Final Report Summary - STORM (Signal integration of stomatal stress responses)
In this project, we established a high-throughput imaging platform combined with computational image analysis suited to quantify stomatal apertures. Genetic screening led to the identification of critical components in stomatal regulation. In particular, we could show that a kinase of the chitin immune receptor complex activates a guard cell-expressed S-type anion channel at a specific phospho-site, thereby inducing stomatal closure. This highlights a short signal transduction module, in which the immune receptor complex directly regulates a core component that executes stomatal closure. Consistently, we found that immune signalling resulting in stomatal closure occurs in a guard cell-autonomous manner and independent of guard cell signalling in response to abscisic acid, a drought stress hormone promoting stomatal closure.
We therefore focussed on molecular components required for stomatal closure to microbial patterns but playing no roles in abscisic acid-induced closure of stomata. Interestingly, these included critical regulators of endocytic trafficking. We observed that impaired flagellin-induced stomatal closure correlated with reduced immune receptor removal in major endocytic trafficking mutants. Yet, mutants in Rab GTPases that mediate endocytic trafficking showed no correlation between stomatal closure and immune receptor endocytosis. We further demonstrate that a Rab7 GTPase mediates flagellin-induced stomatal closure through activation-dependent interaction with its effector to potentially regulate cytoskeleton-membrane contact formation. Whilst this pathway is not required for the acute induction of stomatal closure, it is important for sustaining the closure of stomata, a process likely essential for effective leaf surface immunity.

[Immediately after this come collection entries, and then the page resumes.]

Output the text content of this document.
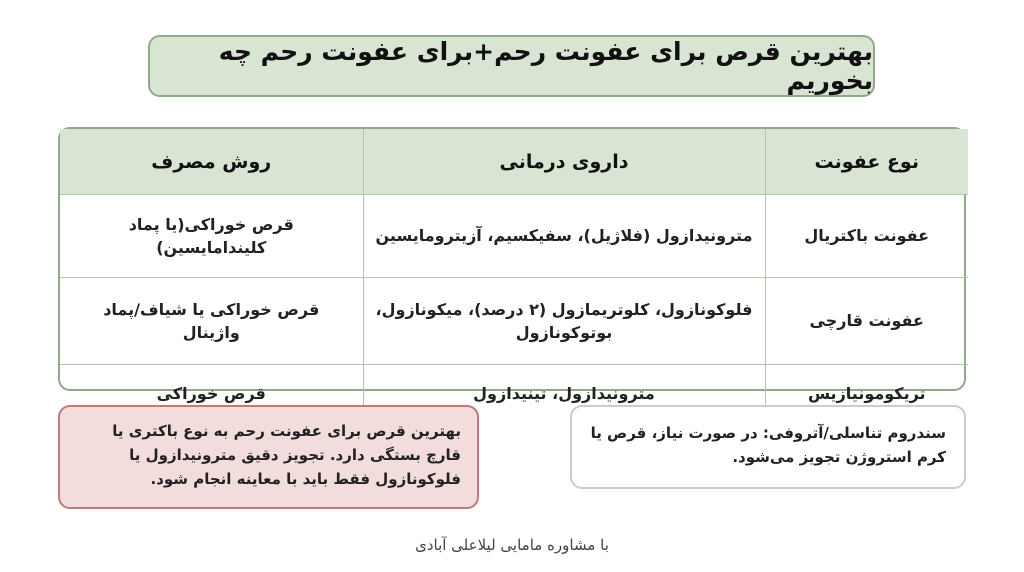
بهترین قرص برای عفونت رحم+برای عفونت رحم چه بخوریم
نوع عفونت	داروی درمانی	روش مصرف
عفونت باکتریال	مترونیدازول (فلاژیل)، سفیکسیم، آزیترومایسین	قرص خوراکی(یا پماد کلیندامایسین)
عفونت قارچی	فلوکونازول، کلوتریمازول (۲ درصد)، میکونازول، بوتوکونازول	قرص خوراکی یا شیاف/پماد واژینال
تریکومونیازیس	مترونیدازول، تینیدازول	قرص خوراکی
سندروم تناسلی/آتروفی: در صورت نیاز، قرص یا کرم استروژن تجویز می‌شود.
بهترین قرص برای عفونت رحم به نوع باکتری یا قارچ بستگی دارد. تجویز دقیق مترونیدازول یا فلوکونازول فقط باید با معاینه انجام شود.
با مشاوره مامایی لیلاعلی آبادی
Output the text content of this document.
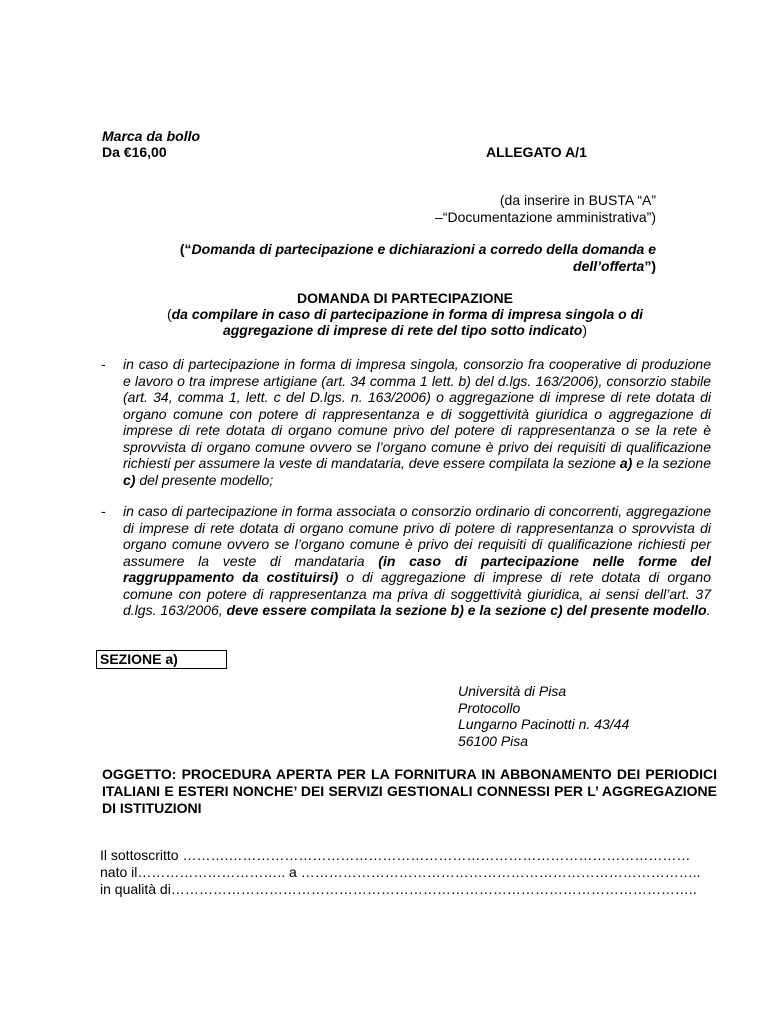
Marca da bollo
Da €16,00	ALLEGATO A/1
(da inserire in BUSTA “A”
–“Documentazione amministrativa”)
(“Domanda di partecipazione e dichiarazioni a corredo della domanda e
dell’offerta”)
DOMANDA DI PARTECIPAZIONE
(da compilare in caso di partecipazione in forma di impresa singola o di
aggregazione di imprese di rete del tipo sotto indicato)
- in caso di partecipazione in forma di impresa singola, consorzio fra cooperative di produzione e lavoro o tra imprese artigiane (art. 34 comma 1 lett. b) del d.lgs. 163/2006), consorzio stabile (art. 34, comma 1, lett. c del D.lgs. n. 163/2006) o aggregazione di imprese di rete dotata di organo comune con potere di rappresentanza e di soggettività giuridica o aggregazione di imprese di rete dotata di organo comune privo del potere di rappresentanza o se la rete è sprovvista di organo comune ovvero se l’organo comune è privo dei requisiti di qualificazione richiesti per assumere la veste di mandataria, deve essere compilata la sezione a) e la sezione c) del presente modello;
- in caso di partecipazione in forma associata o consorzio ordinario di concorrenti, aggregazione di imprese di rete dotata di organo comune privo di potere di rappresentanza o sprovvista di organo comune ovvero se l’organo comune è privo dei requisiti di qualificazione richiesti per assumere la veste di mandataria (in caso di partecipazione nelle forme del raggruppamento da costituirsi) o di aggregazione di imprese di rete dotata di organo comune con potere di rappresentanza ma priva di soggettività giuridica, ai sensi dell’art. 37 d.lgs. 163/2006, deve essere compilata la sezione b) e la sezione c) del presente modello.
SEZIONE a)
Università di Pisa
Protocollo
Lungarno Pacinotti n. 43/44
56100 Pisa
OGGETTO: PROCEDURA APERTA PER LA FORNITURA IN ABBONAMENTO DEI PERIODICI ITALIANI E ESTERI NONCHE’ DEI SERVIZI GESTIONALI CONNESSI PER L’ AGGREGAZIONE DI ISTITUZIONI
Il sottoscritto ……….………………………………………………………………………………………
nato il………………………….. a …………………………………………………………………………..
in qualità di…………………………………………………………………………………………………..
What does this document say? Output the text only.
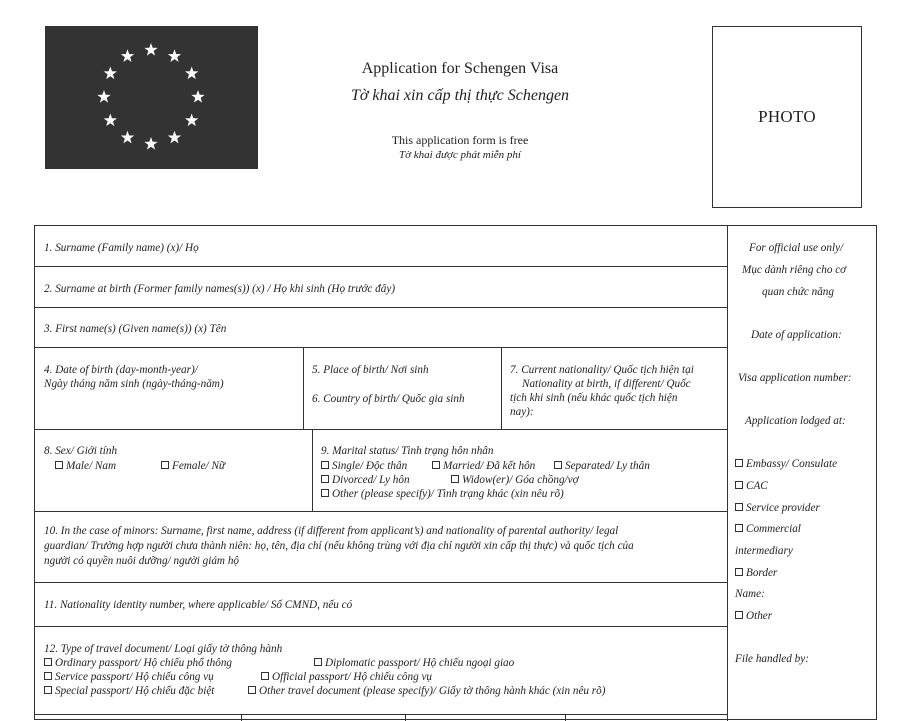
Application for Schengen Visa
Tờ khai xin cấp thị thực Schengen
This application form is free
Tờ khai được phát miễn phí
PHOTO
1. Surname (Family name) (x)/ Họ
2. Surname at birth (Former family names(s)) (x) / Họ khi sinh (Họ trước đây)
3. First name(s) (Given name(s)) (x) Tên
4. Date of birth (day-month-year)/
Ngày tháng năm sinh (ngày-tháng-năm)
5. Place of birth/ Nơi sinh
6. Country of birth/ Quốc gia sinh
7. Current nationality/ Quốc tịch hiện tại
Nationality at birth, if different/ Quốc
tịch khi sinh (nếu khác quốc tịch hiện
nay):
8. Sex/ Giới tính
Male/ Nam	Female/ Nữ
9. Marital status/ Tình trạng hôn nhân
Single/ Độc thân	Married/ Đã kết hôn	Separated/ Ly thân
Divorced/ Ly hôn	Widow(er)/ Góa chồng/vợ
Other (please specify)/ Tình trạng khác (xin nêu rõ)
10. In the case of minors: Surname, first name, address (if different from applicant’s) and nationality of parental authority/ legal
guardian/ Trường hợp người chưa thành niên: họ, tên, địa chỉ (nếu không trùng với địa chỉ người xin cấp thị thực) và quốc tịch của
người có quyền nuôi dưỡng/ người giám hộ
11. Nationality identity number, where applicable/ Số CMND, nếu có
12. Type of travel document/ Loại giấy tờ thông hành
Ordinary passport/ Hộ chiếu phổ thông	Diplomatic passport/ Hộ chiếu ngoại giao
Service passport/ Hộ chiếu công vụ	Official passport/ Hộ chiếu công vụ
Special passport/ Hộ chiếu đặc biệt	Other travel document (please specify)/ Giấy tờ thông hành khác (xin nêu rõ)
For official use only/
Mục dành riêng cho cơ
quan chức năng
Date of application:
Visa application number:
Application lodged at:
Embassy/ Consulate
CAC
Service provider
Commercial
intermediary
Border
Name:
Other
File handled by:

The importance of stomatal closure in plant immunity is supported by the finding that infectious pathogens evolved virulence factors that target guard cell immune signalling. In addition to pathogen-induced re-opening of closed stomata, we identified a virulence factor that inhibited the closure by targeting downstream immune signalling events.

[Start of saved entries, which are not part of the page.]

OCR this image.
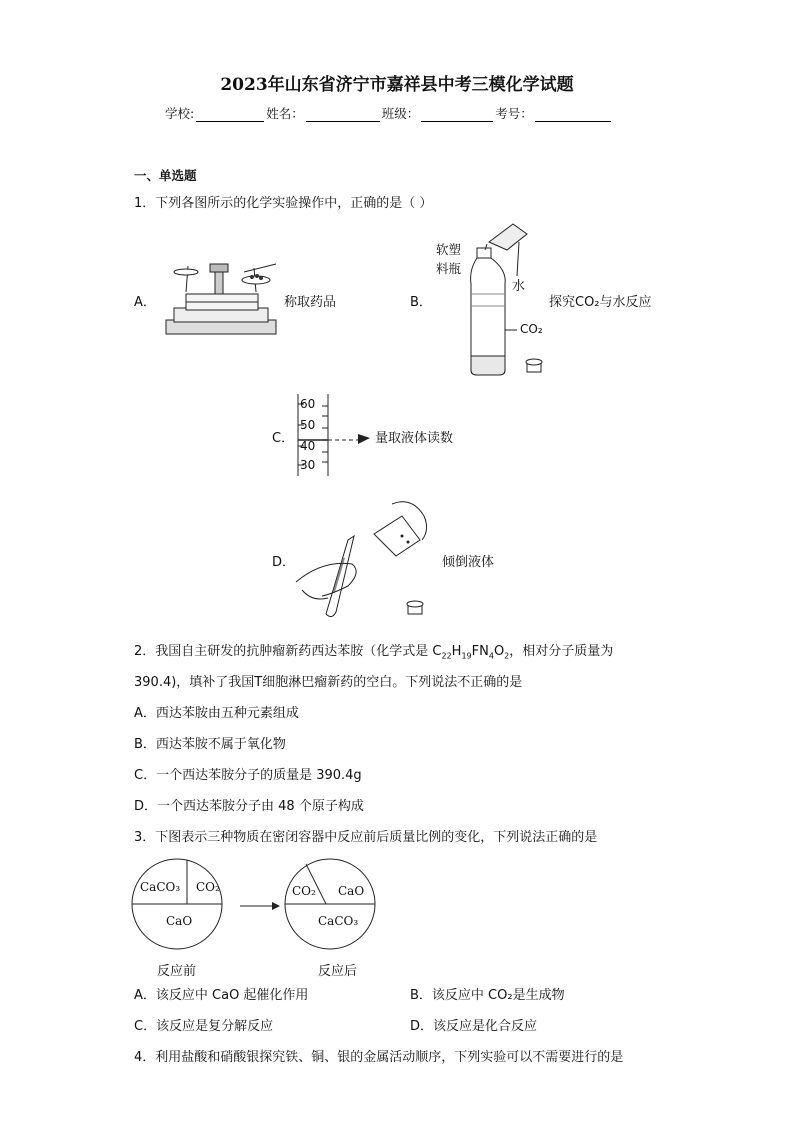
2023年山东省济宁市嘉祥县中考三模化学试题
学校:	姓名：	班级：	考号：
一、单选题
1．下列各图所示的化学实验操作中，正确的是（ ）
A．	称取药品	B．
软塑
料瓶
水
CO₂
探究CO₂与水反应
C．
60
50
40
30
量取液体读数
D．	倾倒液体
2．我国自主研发的抗肿瘤新药西达苯胺（化学式是 $C_{22}H_{19}FN_4O_2$，相对分子质量为
390.4)，填补了我国T细胞淋巴瘤新药的空白。下列说法不正确的是
A．西达苯胺由五种元素组成
B．西达苯胺不属于氧化物
C．一个西达苯胺分子的质量是 390.4g
D．一个西达苯胺分子由 48 个原子构成
3．下图表示三种物质在密闭容器中反应前后质量比例的变化，下列说法正确的是
CaCO₃ CO₂
CaO
CO₂ CaO
CaCO₃
反应前	反应后
A．该反应中 CaO 起催化作用	B．该反应中 CO₂是生成物
C．该反应是复分解反应	D．该反应是化合反应
4．利用盐酸和硝酸银探究铁、铜、银的金属活动顺序，下列实验可以不需要进行的是
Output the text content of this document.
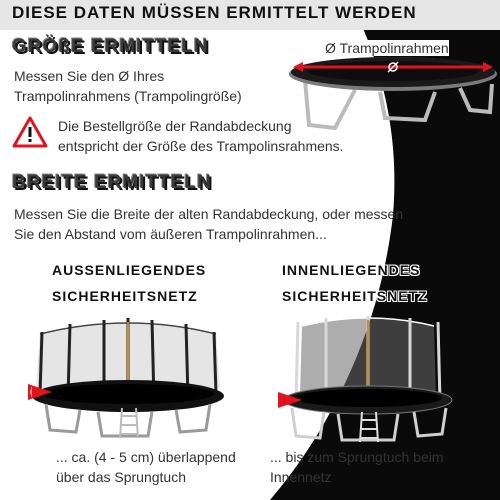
DIESE DATEN MÜSSEN ERMITTELT WERDEN
GRÖßE ERMITTELN
Messen Sie den Ø Ihres
Trampolinrahmens (Trampolingröße)
Ø Trampolinrahmen
Die Bestellgröße der Randabdeckung
entspricht der Größe des Trampolinsrahmens.
BREITE ERMITTELN
Messen Sie die Breite der alten Randabdeckung, oder messen
Sie den Abstand vom äußeren Trampolinrahmen...
AUSSENLIEGENDES
SICHERHEITSNETZ
... ca. (4 - 5 cm) überlappend
über das Sprungtuch
INNENLIEGENDES
SICHERHEITSNETZ
... bis zum Sprungtuch beim
Innennetz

To open and close the stomatal pore, guard cells dynamically adjust their shape. We developed a computational framework that combines 3D biomechanical model with parameter optimization, which revealed that proper stomatal dynamics is determined by two key properties of the cell wall.
Taken together, our studies revealed important molecular mechanisms of stomatal aperture regulation, such as sustained stomatal closure, to promote plant tissue surface immunity.